Dalam kehidupan masyarakat Kutai, Tarsul biasanya hadir dalam dua momentum penting, yakni Tarsulan Berkhatam Al-Qur’an dan Tarsulan Perkawinan. Karena sifatnya yang sangat lekat dengan tradisi adat, ruang tampil Tarsul selama ini cenderung terbatas dan eksklusif.
Titit menilai kondisi tersebut menjadi salah satu tantangan terbesar dalam upaya regenerasi. Di tengah dominasi budaya populer dan media sosial, generasi muda dinilai belum banyak yang tertarik mendalami maupun mengembangkan Tarsul dalam konteks kekinian.
Padahal, menurutnya, budaya tidak bisa hanya dipertahankan dalam bentuk lama tanpa ruang adaptasi. Tradisi harus diberi kesempatan tumbuh mengikuti perubahan zaman agar tidak perlahan hilang dari kehidupan masyarakat.
Karena itu, pihaknya mendorong lahirnya ruang pertemuan lintas generasi yang mempertemukan para maestro penjaga pakem dengan kreativitas anak muda di era digital.
“Kami mendorong terbangunnya jembatan komunikasi interaktif yang mempertemukan ide-ide digital kaum muda dengan kebijaksanaan para maestro penjaga pakem,” katanya.
Dari kalangan pelaku seni, pandangan serupa juga datang dari Saipul Anwar.
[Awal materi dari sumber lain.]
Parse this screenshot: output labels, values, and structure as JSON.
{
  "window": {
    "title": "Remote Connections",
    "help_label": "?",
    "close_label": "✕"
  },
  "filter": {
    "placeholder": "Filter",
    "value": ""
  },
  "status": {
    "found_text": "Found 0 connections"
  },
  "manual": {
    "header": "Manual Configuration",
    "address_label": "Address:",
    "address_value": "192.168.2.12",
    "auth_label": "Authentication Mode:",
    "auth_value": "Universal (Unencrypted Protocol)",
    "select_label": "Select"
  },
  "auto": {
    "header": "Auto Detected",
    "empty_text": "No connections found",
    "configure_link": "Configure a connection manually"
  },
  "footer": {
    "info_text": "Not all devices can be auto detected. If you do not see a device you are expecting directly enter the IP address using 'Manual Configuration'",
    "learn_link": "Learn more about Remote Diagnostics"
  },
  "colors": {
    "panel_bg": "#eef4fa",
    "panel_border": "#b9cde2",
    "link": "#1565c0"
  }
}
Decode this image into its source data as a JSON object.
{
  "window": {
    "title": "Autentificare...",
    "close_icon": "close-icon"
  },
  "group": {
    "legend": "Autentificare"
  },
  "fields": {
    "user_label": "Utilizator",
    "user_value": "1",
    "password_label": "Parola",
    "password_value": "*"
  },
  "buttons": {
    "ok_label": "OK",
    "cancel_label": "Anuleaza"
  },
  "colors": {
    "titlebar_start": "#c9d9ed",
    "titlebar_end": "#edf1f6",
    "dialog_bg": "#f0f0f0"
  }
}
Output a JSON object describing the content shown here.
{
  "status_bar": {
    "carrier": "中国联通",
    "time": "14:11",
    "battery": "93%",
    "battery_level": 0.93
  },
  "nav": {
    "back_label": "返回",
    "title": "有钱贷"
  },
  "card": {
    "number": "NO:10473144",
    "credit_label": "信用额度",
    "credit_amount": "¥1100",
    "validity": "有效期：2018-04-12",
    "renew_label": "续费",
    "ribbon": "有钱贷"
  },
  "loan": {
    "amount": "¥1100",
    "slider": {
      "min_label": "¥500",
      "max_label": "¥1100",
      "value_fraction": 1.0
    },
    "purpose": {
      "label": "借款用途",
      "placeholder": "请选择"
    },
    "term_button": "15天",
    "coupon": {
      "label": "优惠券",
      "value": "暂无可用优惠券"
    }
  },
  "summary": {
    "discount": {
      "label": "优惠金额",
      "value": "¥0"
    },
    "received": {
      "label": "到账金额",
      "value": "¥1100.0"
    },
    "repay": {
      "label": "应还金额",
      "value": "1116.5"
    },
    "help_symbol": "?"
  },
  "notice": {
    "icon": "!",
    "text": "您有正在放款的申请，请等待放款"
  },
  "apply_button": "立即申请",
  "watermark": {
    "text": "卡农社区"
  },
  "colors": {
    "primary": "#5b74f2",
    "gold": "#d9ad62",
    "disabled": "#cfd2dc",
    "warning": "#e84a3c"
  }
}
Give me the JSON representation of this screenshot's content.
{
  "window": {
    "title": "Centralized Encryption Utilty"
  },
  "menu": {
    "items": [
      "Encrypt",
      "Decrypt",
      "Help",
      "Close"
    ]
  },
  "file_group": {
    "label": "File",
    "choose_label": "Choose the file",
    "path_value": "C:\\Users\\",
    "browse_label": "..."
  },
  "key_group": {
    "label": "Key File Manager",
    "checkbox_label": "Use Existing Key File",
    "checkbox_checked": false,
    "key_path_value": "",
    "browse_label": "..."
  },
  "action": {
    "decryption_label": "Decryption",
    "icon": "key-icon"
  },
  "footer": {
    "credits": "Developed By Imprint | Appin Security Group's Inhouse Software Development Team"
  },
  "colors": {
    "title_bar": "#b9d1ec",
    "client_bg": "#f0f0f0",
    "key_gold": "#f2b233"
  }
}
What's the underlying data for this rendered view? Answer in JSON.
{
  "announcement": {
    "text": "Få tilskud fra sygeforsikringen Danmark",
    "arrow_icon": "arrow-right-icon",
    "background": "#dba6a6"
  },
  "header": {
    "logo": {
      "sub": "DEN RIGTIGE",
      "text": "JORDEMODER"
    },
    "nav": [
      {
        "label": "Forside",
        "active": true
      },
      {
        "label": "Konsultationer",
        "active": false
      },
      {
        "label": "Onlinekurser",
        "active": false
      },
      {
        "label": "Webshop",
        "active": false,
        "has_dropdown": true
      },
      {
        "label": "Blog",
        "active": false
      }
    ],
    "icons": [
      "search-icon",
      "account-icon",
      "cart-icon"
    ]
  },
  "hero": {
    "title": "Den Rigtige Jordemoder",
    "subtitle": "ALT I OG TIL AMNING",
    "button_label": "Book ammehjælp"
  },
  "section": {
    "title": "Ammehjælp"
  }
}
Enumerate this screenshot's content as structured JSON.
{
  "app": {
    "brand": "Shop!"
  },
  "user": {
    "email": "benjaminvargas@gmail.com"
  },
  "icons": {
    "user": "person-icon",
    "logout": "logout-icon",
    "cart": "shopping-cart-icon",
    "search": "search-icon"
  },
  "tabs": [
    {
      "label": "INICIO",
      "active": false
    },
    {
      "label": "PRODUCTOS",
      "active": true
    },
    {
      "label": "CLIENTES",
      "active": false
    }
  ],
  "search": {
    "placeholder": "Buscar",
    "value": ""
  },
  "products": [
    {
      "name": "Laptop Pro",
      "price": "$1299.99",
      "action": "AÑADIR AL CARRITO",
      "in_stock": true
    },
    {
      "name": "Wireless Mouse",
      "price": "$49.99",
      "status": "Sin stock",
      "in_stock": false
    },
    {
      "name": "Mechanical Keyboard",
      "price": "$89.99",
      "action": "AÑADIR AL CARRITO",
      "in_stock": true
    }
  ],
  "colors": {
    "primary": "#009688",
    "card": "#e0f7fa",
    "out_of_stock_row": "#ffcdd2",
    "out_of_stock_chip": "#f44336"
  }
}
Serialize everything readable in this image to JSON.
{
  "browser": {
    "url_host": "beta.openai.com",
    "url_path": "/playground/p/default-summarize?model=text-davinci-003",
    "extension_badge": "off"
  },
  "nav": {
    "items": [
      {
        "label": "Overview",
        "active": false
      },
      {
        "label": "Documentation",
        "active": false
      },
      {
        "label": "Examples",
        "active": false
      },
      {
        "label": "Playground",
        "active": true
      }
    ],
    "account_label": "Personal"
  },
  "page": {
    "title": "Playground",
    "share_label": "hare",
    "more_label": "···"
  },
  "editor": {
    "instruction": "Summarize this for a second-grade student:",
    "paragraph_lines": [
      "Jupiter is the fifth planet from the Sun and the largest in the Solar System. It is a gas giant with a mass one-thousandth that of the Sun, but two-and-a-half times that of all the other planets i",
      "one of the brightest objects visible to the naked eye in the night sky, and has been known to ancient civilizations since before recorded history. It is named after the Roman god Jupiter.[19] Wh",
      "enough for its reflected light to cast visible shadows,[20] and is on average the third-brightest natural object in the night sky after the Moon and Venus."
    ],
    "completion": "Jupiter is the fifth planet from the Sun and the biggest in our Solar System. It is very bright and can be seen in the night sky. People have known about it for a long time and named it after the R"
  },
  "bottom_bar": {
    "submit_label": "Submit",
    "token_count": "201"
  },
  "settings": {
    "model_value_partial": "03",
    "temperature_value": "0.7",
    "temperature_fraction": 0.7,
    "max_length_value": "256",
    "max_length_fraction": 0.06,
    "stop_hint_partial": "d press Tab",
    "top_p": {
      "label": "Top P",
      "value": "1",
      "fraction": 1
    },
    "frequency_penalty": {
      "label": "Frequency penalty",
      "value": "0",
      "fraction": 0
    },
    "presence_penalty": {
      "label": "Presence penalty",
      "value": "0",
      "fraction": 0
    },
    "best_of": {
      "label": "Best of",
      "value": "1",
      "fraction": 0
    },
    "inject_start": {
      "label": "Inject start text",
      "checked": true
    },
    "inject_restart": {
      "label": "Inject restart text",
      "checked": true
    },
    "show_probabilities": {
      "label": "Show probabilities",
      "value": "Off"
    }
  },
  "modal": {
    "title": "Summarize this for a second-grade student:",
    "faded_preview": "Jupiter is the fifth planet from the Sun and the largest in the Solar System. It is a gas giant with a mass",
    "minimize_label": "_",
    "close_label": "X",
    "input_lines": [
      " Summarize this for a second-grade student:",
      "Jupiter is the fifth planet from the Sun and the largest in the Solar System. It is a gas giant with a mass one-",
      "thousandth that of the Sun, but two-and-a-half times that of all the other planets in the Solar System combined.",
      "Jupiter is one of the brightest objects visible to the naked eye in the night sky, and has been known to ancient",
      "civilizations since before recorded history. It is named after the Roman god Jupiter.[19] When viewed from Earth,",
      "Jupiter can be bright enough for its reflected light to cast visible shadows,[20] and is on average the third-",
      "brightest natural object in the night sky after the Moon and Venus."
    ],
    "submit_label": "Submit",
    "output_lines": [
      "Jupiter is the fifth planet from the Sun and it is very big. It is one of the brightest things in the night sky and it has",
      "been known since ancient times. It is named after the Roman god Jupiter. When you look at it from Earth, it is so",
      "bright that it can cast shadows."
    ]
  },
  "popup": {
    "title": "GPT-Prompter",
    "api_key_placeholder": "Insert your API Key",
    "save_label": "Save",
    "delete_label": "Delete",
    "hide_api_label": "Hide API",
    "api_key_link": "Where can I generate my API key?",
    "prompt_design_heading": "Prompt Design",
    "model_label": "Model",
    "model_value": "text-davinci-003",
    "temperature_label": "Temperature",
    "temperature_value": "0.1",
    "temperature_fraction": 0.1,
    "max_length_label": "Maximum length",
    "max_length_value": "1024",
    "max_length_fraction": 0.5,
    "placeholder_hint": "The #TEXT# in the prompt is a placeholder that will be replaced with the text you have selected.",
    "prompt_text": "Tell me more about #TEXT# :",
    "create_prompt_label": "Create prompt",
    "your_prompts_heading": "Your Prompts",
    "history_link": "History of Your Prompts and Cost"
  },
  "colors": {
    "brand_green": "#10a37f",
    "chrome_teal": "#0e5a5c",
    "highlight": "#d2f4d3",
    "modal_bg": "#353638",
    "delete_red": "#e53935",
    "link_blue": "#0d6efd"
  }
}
Ia mengakui minat masyarakat terhadap kesenian tradisional itu terus mengalami penurunan di tengah modernisasi yang bergerak cepat.
Saipul yang belajar Tarsul secara autodidak dari berbagai acara khatam Al-Qur’an dan perkawinan adat Kutai mengaku memilih tetap menjaga bentuk asli tradisi tersebut. Baginya, Tarsul bukan sekadar hiburan, tetapi warisan budaya yang memiliki nilai moral dan identitas masyarakat.
“Saya berkomitmen untuk menghidupkan tradisi ini di lingkungan keluarga,” ujarnya.
Meski demikian, Saipul tidak menolak kemungkinan hadirnya inovasi baru. Ia menilai generasi muda tetap memiliki ruang untuk membawa Tarsul ke medium yang lebih modern, termasuk melalui platform digital, musik kreatif, hingga media sosial, selama nilai utama dan ruh tradisinya tidak dihilangkan.
Di tengah perubahan zaman yang semakin cepat, Tarsul kini berada di persimpangan antara pelestarian dan transformasi. Pertanyaannya bukan lagi apakah tradisi itu mampu bertahan, melainkan apakah masyarakat dan generasi muda bersedia memberi ruang agar suara lama itu tetap hidup di era digital.